Song Tian estaba a punto de rugir de rabia, pero luego se quedó paralizado por la sorpresa.

En la cama, Lin Xiaoyu dejó escapar un grito de sorpresa, agarrando rápidamente la colcha para cubrir su cuerpo, tapando también la cabeza de la persona inclinada sobre sus piernas.

Solo que esa persona seguía arrodillada.

Las nalgas redondas y regordetas no eran exactamente blancas sino de un saludable color trigueño.
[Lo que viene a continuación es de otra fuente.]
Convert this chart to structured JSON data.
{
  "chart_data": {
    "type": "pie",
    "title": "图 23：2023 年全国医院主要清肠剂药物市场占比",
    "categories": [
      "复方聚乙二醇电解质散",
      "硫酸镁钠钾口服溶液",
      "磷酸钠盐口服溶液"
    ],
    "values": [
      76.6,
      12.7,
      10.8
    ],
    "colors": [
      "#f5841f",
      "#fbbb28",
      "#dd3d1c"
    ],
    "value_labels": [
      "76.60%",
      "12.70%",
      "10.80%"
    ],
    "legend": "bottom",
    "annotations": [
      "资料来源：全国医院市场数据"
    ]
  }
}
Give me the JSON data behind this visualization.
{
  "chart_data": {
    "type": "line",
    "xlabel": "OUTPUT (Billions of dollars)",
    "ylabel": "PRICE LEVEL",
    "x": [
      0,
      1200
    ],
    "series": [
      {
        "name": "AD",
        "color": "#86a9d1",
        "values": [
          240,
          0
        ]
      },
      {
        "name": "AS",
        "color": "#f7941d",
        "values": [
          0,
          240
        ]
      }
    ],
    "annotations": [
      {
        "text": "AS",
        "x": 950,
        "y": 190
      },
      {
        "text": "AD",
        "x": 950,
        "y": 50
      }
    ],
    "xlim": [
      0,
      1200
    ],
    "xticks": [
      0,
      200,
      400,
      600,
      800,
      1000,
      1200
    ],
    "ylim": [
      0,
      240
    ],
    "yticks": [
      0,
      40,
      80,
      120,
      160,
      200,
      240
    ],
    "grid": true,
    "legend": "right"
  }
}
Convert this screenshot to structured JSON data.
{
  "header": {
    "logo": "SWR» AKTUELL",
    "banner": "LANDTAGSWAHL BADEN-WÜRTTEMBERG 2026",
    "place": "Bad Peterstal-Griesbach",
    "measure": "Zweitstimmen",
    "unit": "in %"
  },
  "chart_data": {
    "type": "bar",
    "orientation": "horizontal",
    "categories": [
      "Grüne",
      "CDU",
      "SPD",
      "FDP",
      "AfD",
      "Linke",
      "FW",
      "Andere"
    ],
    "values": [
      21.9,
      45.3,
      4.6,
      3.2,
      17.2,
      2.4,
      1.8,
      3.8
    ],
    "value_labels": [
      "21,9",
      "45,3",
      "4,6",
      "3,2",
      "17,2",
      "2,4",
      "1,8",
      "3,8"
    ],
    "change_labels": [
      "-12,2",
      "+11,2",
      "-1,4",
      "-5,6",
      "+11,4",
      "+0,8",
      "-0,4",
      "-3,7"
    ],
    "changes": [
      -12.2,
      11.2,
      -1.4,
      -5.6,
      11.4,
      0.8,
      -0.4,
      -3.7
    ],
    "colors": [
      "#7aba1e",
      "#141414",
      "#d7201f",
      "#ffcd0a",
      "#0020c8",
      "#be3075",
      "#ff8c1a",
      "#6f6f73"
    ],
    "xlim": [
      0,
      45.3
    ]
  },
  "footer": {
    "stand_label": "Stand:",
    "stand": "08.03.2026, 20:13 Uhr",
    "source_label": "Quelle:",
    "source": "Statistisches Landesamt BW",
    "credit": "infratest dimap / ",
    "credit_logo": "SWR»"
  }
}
Y en esa grieta del trasero, no había herramienta de hombre, sino una tierna hendidura rosada como una mariposa.

Otra mirada a esas piernas asombrosamente largas, y los pies suaves talla cuarenta.

Incluso sin ver el rostro, estaba claro, esta persona era Sun Linlin.

Sun Linlin de repente se quitó la colcha de encima, giró la cabeza con enojo, y cuando vio que era Song Tian, se sobresaltó.

—¡Perdón, perdón!

Song Tian se disculpó rápidamente y se dio la vuelta para irse.

Pero entonces su brazo fue jalado con una fuerza que lo arrojó directamente sobre la cama.

Esta Sun Linlin, realmente era fuerte.

Sun Linlin se burló:
—¿Te tropiezas con mi momento de diversión y crees que puedes irte así sin más?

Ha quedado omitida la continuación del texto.